My uncle Mark (Lute's son) who was a state represenative for Wisconsin for 8 years spoke, as well as his long time friend Bud Grant, long time coach of the Minnesota Vikings and member of the NFL Hall of Fame. Grandpa recruited him out of college to pitch for the baseball team he managed in Osceola, WI. (Bud also played professional basketball for the Minneapolis Lakers, who later moved to didn't actually think there were lakes in LA, did you?)

My great-grandpa was an amazing man: I got the numbers yesterday and he had 7 children, 23 grandchildren, 54 great grandchildren and 4 great-great-grandchildren at the time of his passing. What a family!

He had an impact on so many people's lives; he hosted a radio show, wrote two books and happily passed out business cards that read "Professional Tinkerer" for years and years. I have posted the obituary from his hometown newspaper below so you can get a glimpse of what his adventures looked like:

"Luther Roderick "Lute" Pettis of Osceola died July 18, 2008. He was 93.

He was born to Clarence and Hester Pettis Jan. 4, 1915, in Buffalo, Minn. At an early age he lost his father in an occupational accident. The family moved to a small farm in Alden Township near the West Immanuel Church. Luther, being the eldest, found employment as a "cowboy," locating a ranch in South Dakota that was in need of one. He would "ride the rails" as he put it, to the ranch for the spring roundup, work until after the fall roundup and return home the same way. He earned a living in his father’s stead, with boots and cowboy hat still in a closet somewhere. While at home he met his wife of 73 years at a church function and quite a large family evolved as two of Lute’s sisters married two of his wife’s brothers. God blessed their lives with seven children, they all survive including Mayme his exceptional wife of 73 years.

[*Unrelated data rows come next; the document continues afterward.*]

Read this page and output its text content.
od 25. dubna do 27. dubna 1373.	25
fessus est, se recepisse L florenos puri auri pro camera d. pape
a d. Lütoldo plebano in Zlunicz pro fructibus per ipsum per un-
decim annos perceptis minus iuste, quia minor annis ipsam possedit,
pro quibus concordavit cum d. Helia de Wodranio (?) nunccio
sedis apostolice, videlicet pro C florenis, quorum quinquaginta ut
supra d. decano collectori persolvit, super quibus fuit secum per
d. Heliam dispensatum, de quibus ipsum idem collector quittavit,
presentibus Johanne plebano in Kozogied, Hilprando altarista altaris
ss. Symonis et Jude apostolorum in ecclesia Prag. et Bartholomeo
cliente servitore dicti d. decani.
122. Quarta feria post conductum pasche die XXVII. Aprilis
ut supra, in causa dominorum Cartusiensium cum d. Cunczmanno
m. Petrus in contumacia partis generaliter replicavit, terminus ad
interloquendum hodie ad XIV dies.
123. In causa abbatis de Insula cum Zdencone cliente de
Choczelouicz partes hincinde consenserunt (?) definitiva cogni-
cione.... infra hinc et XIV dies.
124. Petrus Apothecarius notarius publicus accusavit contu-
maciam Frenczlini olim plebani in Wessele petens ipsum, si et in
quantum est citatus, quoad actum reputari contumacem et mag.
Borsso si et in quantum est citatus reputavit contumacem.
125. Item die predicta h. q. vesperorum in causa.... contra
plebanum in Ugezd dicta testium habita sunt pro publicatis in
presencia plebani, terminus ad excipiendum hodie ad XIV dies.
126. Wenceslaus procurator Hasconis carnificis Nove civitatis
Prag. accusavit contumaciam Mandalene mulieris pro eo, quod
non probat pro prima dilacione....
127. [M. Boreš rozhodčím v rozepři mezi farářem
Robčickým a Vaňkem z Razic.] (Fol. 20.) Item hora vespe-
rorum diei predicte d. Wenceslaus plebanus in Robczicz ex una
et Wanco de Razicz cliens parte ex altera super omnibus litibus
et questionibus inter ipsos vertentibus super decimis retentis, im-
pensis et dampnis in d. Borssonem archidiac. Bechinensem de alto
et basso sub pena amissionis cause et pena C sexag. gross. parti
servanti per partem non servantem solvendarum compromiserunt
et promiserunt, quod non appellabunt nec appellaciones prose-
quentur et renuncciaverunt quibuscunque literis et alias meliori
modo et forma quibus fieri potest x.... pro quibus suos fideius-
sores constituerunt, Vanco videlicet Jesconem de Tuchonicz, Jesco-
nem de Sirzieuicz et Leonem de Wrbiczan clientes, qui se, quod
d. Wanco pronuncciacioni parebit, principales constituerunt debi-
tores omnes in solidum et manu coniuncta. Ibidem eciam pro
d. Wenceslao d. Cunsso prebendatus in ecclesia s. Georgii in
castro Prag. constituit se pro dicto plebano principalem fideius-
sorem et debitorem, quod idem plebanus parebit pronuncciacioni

Also surviving are children, Sherman (Elenore) Osceola; Marlys (Dale Haugen, deceased) Roberts; Gail (Chuck Beaver, deceased) Winter; Rebecca (Arvin) Larson, Osceola;Velma (Daryle) Larson, Saginaw, Mich; Mark (Joey) Hertel; and David (Diane) Osceola; and sister, Jean, in California.

He was preceded in death by his father, mother, one brother, Leland, and four sisters, Iylla, Mary, Audrey, and Ida Dell.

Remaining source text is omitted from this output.